Ahora, la baraja estaba en sus manos, junto con un pequeño cofre de madera cerrado con un candado oxidado. No había encontrado la llave por ninguna parte, solo una nota escrita con la letra firme y elegante de su abuela:
“Abre este cofre solo cuando la Torre te lo indique.”
Durante días, Dorotea había resistido la tentación de abrir el cofre a la fuerza. Pero aquella noche sintió un impulso irrefrenable de consultar las cartas.
Encendió una vela blanca, se sentó frente a la mesa y barajó las cartas con cuidado. Extendió las cartas en abanico y, con un leve temblor en la mano, escogió tres.
La primera fue El Loco: el comienzo del viaje, la inocencia, el salto al vacío.
La segunda, La Luna: los engaños, los sueños, lo que se oculta.
Y la tercera… La Torre.
Recordó la nota de su abuela.
—La Torre… —susurró—. Es ahora.
Tomó el cofre entre sus manos. El candado era pequeño, con forma de corazón, y tenía grabado un símbolo que no reconocía: una espiral que terminaba en una estrella.
Dorotea lo acercó a la luz de la vela, Luego, con un leve chasquido, se abrió por sí solo.

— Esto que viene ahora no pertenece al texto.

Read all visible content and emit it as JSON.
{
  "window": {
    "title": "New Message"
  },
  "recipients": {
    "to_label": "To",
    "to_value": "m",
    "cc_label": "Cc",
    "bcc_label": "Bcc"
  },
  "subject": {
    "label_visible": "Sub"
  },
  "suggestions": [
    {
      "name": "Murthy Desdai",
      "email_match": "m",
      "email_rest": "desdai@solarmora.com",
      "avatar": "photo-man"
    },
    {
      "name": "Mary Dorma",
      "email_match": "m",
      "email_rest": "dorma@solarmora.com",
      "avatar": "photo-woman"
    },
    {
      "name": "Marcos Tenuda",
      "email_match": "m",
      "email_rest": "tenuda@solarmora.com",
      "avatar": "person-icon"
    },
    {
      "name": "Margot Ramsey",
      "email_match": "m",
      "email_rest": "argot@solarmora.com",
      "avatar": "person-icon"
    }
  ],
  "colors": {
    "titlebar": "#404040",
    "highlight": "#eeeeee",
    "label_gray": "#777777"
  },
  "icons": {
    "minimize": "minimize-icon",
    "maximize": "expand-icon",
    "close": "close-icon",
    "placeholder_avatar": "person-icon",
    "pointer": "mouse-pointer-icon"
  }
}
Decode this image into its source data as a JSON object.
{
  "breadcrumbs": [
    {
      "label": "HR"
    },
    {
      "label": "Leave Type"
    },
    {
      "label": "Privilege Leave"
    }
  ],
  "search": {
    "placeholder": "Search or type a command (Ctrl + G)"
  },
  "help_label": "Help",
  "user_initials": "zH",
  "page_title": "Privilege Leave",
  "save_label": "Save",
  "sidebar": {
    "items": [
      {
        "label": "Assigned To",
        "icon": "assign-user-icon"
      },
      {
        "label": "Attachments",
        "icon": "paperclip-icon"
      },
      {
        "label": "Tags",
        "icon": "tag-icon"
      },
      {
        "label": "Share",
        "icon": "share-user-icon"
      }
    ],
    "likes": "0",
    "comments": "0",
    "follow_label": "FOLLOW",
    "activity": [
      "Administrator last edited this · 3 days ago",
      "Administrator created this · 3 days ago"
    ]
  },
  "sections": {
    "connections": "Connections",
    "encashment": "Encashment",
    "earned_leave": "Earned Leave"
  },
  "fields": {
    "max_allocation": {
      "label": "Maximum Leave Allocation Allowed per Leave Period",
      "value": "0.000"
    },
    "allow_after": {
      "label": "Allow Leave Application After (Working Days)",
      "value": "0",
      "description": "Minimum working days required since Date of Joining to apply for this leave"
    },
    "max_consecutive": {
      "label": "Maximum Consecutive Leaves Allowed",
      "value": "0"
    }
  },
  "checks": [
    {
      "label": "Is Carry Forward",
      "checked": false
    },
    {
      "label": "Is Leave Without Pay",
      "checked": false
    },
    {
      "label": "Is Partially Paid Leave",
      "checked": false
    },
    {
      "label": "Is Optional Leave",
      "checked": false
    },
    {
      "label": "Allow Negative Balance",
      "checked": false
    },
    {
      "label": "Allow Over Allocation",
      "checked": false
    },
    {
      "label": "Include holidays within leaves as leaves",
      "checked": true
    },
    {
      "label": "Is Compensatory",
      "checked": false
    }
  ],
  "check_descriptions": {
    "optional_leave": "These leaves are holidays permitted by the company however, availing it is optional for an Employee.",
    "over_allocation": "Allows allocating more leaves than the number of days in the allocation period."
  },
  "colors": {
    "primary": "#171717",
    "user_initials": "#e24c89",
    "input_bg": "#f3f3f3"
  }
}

Dentro del cofre había varias cosas: una pequeña llave dorada, una carta doblada y una piedra translúcida que reflejaba la luz en mil tonos.
Abrió la carta y leyó:
“Querida Dorotea:
Si estás leyendo esto, es porque la Torre ha caído para ti. No temas.
Esta llave abre algo que pertenece a tu destino. La baraja no predice el futuro, lo revela. Usa las cartas para recordar.
Con amor,
—Abuela.”
Dorotea sintió que algo se removía dentro de ella, una mezcla de curiosidad y miedo.
Buscó en la caja algún indicio más, pero no encontró nada.
Una noche, bajó al sótano de la vieja casa. Allí, entre baúles y muebles cubiertos con sábanas, vio algo que no recordaba haber notado antes: una puerta pequeña al fondo, de madera ennegrecida, con un candado idéntico al del cofre.
El corazón le latía con fuerza. Sacó la pequeña llave dorada del cofre y la introdujo en el candado. Giró suavemente, y el clic resonó como un suspiro liberado.
La puerta se abrió con un gemido. Detrás había una habitación diminuta, casi un santuario. En el centro, sobre un pedestal, descansaba otra baraja del tarot, más antigua aún que la de su abuela. A su alrededor, símbolos pintados en el suelo formaban un círculo protector.
Dorotea entró despacio. En cuanto tocó la baraja, una corriente eléctrica recorrió su cuerpo. Vio imágenes como relámpagos: su abuela joven, vestida con un manto azul; un grupo de mujeres reunidas bajo la luna llena; una niña —ella misma— recibiendo una carta de manos invisibles.
Cuando la visión se disipó, Dorotea comprendió. Su abuela no le había dejado un juego de cartas, sino una herencia espiritual.
El tarot, el cofre, el candado… todo era parte de un mismo ritual de transmisión. La Torre había caído, sí, pero no en sentido literal.
Esa noche, Dorotea volvió a la mesa del salón con las dos barajas frente a ella: la de su abuela y la que había encontrado tras la puerta.
Sacó tres.
La Sacerdotisa, La Estrella, El Mundo.
Sonrió. Ahora comprendía el lenguaje del tarot. No se trataba de adivinar, sino de escuchar.
—Gracias —dijo Dorotea en voz baja.
Entonces tomó el candado, lo cerró y lo guardó en el cofre vacío. No lo necesitaría más. La puerta estaba abierta, y no solo la del sótano.
Porque en el fondo, la verdadera Torre que había caído era la que llevaba dentro de sí misma.